Tools of the trade

Architectural theory is often considered a process of writing (and often denigrated as a result), but the production of architectural thought always engaged other tools of expression besides quill, pen, pencil, typewriter, or computer. Some of the most significant written innovations in architectural theory are interlaced with tools of inquiry that lie outside those directly involved in writing. Or put another way, architectural theory is full of tools that help the author gather data and precede writing – ad hoc structures, optical instruments, vehicles (e.g. Le Roy’s drawing structures, le-Duc’s use of the tele-iconograph, Banham’s automobiles). I am not arguing that these devices or strategies of acquisition produce forms of knowledge; rather I am arguing that what we think we want to know as authors of architectural thought often entangles us with things that rarely appear in the final outcome of our thought experiments.

Such things that precede or move alongside writing appear from the very start in architectural theory.

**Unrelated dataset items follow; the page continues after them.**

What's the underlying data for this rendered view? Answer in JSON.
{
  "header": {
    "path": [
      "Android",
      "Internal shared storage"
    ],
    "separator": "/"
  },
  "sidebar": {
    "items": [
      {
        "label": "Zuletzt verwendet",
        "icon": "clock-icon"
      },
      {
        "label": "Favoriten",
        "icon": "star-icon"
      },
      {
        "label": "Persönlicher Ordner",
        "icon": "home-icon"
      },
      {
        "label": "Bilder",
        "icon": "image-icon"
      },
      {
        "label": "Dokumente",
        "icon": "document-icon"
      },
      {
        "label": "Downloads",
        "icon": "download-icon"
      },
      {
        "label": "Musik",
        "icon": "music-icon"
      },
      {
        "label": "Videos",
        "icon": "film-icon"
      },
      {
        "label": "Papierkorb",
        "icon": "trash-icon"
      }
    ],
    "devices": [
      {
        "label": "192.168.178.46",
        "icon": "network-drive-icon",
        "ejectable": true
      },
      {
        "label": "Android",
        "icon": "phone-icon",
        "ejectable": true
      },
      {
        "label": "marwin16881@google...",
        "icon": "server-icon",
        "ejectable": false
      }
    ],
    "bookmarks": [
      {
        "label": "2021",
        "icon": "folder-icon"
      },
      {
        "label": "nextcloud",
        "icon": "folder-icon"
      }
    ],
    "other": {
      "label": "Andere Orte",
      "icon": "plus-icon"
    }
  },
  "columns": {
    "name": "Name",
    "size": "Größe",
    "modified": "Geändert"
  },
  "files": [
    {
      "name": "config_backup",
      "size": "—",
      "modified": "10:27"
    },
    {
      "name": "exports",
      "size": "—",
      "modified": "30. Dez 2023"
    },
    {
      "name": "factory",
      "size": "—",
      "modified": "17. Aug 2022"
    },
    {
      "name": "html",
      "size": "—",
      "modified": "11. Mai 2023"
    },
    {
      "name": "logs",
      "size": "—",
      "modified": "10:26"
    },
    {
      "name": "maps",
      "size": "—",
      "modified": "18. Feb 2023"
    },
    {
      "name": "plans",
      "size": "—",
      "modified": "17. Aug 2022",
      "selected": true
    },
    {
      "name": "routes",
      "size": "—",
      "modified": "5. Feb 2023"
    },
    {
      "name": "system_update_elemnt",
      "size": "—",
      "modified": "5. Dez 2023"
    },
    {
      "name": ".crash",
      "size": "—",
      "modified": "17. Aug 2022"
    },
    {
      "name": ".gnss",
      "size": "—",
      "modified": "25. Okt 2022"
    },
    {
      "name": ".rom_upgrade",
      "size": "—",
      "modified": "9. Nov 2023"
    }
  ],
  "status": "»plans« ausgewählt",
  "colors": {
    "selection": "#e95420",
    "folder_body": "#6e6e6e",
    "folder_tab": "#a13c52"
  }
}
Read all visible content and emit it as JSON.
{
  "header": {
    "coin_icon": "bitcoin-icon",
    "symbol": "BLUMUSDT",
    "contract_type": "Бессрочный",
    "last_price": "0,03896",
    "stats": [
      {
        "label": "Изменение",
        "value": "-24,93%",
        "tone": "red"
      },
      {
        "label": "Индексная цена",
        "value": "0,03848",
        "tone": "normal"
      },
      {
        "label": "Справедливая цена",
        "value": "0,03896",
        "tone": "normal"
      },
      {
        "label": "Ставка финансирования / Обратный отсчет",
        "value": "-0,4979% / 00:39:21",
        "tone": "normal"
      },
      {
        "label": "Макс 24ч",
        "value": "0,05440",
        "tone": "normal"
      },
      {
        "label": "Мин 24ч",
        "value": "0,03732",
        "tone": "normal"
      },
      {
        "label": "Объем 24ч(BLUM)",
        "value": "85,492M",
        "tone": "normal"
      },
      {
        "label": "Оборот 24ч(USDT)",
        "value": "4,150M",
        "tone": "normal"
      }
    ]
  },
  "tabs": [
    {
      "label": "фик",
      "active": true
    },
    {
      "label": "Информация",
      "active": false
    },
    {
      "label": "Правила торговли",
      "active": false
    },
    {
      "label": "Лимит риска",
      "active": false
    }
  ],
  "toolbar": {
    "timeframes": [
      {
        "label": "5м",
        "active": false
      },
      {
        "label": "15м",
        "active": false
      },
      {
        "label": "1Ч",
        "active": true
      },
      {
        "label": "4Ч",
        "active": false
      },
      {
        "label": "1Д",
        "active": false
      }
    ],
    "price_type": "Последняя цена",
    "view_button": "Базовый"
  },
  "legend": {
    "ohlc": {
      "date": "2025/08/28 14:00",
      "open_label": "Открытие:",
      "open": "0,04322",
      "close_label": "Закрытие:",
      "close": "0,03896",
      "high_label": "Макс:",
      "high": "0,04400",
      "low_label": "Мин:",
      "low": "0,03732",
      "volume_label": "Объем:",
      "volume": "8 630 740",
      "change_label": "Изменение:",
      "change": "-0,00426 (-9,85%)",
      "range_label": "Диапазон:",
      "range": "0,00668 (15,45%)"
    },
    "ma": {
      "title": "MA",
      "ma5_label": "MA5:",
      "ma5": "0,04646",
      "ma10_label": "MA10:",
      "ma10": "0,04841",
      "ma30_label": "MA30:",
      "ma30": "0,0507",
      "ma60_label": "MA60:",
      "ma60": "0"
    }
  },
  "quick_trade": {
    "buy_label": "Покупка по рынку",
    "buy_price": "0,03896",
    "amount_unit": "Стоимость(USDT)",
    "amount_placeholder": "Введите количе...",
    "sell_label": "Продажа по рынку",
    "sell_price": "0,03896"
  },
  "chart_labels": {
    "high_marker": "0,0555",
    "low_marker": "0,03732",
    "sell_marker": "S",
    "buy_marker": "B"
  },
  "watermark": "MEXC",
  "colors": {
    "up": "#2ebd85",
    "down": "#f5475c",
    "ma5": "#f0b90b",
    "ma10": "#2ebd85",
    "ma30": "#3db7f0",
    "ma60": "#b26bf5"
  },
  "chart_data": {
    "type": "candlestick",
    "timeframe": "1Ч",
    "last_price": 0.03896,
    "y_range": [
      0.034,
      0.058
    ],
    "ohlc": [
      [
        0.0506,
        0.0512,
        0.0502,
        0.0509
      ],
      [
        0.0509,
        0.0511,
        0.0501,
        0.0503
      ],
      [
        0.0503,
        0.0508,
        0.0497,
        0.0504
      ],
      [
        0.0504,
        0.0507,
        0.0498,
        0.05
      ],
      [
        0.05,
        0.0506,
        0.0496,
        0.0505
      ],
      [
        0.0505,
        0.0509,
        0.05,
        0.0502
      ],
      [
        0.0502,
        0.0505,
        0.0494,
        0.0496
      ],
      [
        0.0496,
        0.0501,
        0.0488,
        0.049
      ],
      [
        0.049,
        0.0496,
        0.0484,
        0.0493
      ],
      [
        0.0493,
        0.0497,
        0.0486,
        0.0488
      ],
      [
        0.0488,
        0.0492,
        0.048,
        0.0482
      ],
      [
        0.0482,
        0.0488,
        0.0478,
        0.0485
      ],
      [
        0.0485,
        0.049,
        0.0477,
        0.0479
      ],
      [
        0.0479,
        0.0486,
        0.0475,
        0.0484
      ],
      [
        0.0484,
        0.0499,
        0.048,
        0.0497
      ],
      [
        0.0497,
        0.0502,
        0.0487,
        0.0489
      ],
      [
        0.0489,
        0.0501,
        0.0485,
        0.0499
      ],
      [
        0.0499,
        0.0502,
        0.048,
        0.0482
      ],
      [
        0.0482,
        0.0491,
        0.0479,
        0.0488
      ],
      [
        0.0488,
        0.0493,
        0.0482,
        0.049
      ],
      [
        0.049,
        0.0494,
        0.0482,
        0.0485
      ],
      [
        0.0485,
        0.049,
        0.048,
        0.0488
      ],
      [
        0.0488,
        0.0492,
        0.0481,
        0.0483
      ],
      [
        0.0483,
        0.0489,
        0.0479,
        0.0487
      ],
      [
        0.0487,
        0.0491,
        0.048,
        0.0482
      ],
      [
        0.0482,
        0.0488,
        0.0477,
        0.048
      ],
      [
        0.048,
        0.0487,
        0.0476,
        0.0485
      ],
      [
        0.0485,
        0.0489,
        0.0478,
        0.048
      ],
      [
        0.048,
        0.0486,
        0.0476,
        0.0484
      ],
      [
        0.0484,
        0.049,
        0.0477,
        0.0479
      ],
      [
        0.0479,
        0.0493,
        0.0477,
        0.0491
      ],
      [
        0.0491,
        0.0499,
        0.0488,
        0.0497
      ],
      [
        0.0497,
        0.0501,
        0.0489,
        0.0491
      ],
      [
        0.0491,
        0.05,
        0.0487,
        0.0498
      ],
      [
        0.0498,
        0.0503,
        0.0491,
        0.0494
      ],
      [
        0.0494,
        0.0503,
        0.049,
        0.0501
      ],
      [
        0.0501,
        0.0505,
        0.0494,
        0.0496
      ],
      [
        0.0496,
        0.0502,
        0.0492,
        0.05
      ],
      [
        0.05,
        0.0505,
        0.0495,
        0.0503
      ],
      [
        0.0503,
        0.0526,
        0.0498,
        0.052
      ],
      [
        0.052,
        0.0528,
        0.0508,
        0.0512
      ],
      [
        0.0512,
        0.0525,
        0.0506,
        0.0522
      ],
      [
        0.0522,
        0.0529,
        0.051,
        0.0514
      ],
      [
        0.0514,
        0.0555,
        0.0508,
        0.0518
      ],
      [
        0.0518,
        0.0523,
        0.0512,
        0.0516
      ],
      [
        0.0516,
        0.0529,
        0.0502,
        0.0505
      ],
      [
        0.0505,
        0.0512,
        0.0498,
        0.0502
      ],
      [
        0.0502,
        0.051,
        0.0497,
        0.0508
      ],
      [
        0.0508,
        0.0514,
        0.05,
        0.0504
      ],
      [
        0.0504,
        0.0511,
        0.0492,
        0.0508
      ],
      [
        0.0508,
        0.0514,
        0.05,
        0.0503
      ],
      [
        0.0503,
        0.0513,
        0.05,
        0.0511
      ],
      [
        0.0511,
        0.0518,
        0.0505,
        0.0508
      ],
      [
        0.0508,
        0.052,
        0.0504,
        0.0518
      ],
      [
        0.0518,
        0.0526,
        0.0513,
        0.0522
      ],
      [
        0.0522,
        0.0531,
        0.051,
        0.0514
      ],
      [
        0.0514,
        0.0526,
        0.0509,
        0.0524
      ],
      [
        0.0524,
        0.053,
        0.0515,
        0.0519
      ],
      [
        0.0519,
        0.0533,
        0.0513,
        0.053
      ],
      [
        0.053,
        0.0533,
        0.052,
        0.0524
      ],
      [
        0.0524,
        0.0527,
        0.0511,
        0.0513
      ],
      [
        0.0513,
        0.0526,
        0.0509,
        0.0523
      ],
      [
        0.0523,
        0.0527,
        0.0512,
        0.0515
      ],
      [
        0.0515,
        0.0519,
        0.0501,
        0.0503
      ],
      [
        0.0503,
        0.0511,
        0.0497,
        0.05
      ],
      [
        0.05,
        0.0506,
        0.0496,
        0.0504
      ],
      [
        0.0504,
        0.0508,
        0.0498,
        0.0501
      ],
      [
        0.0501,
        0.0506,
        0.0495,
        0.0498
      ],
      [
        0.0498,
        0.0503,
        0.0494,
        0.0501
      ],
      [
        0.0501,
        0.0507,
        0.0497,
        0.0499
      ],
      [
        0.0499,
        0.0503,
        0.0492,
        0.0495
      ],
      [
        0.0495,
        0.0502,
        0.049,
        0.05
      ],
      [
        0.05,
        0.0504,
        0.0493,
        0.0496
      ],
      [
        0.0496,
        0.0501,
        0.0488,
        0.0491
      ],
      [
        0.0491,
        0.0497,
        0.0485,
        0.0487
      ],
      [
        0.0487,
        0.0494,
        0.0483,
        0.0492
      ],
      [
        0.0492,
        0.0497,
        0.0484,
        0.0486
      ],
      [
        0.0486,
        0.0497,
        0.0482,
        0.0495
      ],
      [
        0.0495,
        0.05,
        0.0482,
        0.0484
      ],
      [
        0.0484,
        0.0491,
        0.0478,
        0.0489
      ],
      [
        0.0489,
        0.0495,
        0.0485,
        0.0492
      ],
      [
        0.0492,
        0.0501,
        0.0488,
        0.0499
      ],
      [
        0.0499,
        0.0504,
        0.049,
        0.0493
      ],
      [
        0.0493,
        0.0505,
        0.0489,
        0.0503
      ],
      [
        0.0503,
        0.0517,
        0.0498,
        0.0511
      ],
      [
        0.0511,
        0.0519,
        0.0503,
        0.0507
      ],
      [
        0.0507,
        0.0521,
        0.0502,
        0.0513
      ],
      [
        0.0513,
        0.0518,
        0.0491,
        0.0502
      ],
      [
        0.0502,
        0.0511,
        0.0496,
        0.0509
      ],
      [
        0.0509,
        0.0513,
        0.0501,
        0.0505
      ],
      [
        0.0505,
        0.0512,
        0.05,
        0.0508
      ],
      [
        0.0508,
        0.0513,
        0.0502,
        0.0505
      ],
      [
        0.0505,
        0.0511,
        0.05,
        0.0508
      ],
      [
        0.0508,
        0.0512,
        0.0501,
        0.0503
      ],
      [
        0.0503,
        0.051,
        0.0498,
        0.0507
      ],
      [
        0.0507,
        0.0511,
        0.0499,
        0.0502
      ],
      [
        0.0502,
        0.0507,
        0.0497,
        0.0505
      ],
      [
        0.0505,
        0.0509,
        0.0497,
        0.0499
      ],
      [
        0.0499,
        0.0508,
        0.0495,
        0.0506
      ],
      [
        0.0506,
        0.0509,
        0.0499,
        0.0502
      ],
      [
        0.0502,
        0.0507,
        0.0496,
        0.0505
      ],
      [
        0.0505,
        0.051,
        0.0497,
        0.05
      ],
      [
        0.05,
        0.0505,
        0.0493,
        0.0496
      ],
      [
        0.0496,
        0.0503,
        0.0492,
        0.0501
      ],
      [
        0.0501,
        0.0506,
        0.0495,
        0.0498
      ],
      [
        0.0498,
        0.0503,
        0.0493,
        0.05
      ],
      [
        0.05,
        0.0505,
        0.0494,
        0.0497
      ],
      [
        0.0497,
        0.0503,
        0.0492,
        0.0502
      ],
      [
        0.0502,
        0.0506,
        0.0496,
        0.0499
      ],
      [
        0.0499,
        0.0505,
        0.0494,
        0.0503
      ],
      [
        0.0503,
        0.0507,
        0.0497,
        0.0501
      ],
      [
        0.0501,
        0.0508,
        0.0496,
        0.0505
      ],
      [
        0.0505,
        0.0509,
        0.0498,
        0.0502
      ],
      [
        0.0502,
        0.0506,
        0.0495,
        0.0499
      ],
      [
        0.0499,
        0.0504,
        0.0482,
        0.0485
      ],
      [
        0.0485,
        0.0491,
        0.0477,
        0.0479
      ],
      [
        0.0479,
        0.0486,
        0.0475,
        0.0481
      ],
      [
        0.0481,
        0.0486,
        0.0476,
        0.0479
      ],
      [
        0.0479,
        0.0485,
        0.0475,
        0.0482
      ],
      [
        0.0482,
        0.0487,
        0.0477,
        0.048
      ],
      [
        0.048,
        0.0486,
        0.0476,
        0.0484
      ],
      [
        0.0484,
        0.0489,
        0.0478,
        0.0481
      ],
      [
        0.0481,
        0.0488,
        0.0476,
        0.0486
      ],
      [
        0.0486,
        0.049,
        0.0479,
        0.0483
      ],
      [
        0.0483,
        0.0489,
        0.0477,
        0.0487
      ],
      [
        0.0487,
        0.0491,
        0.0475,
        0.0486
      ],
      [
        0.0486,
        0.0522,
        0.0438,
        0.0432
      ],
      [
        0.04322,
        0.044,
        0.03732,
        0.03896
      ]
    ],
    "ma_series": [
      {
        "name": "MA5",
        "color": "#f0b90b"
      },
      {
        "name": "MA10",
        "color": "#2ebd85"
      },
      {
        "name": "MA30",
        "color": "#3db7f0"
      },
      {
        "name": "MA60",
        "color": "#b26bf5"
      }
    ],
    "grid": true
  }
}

For example, the origin of modern architectural theory lies in the consideration of Roman and Greek classical architecture. Authors of this early architectural theory often developed a host of strategies and structures to ascend, dangle from, and surround ancient classical buildings. To measure the antiquities of Athens, the architectural theorist Julien David Le Roy literally built buildings around ancient buildings to measure them more carefully. Such literal “building” techniques that enabled careful examination, exploration and measurement are essential, but virtually unvisualized, features of architectural writing focused on ancient classicism. The image above by Henry Parke of a student climbing a ladder to measure a Corinthian entablature, and the image below by Piranesi, are a couple of the small handful of images I know that directly depict some of this para-theoretical activity. Through these images we see a structure involved in understanding the past (ok, it’s just ladders in these instances); but in the Parke image we also see the seeming risks involved in this act of architectural exploration and the “aha” that the architectural thinker experiences as they enter, what for them, was a previously unexplored archive. 

 

All works of architectural theory and history contain activity that lurks behind writing. This site is in part about making those images (past and present) appear a bit more visibly.

I’ll be writing more about case studies in this aspect of architectural theory in future posts.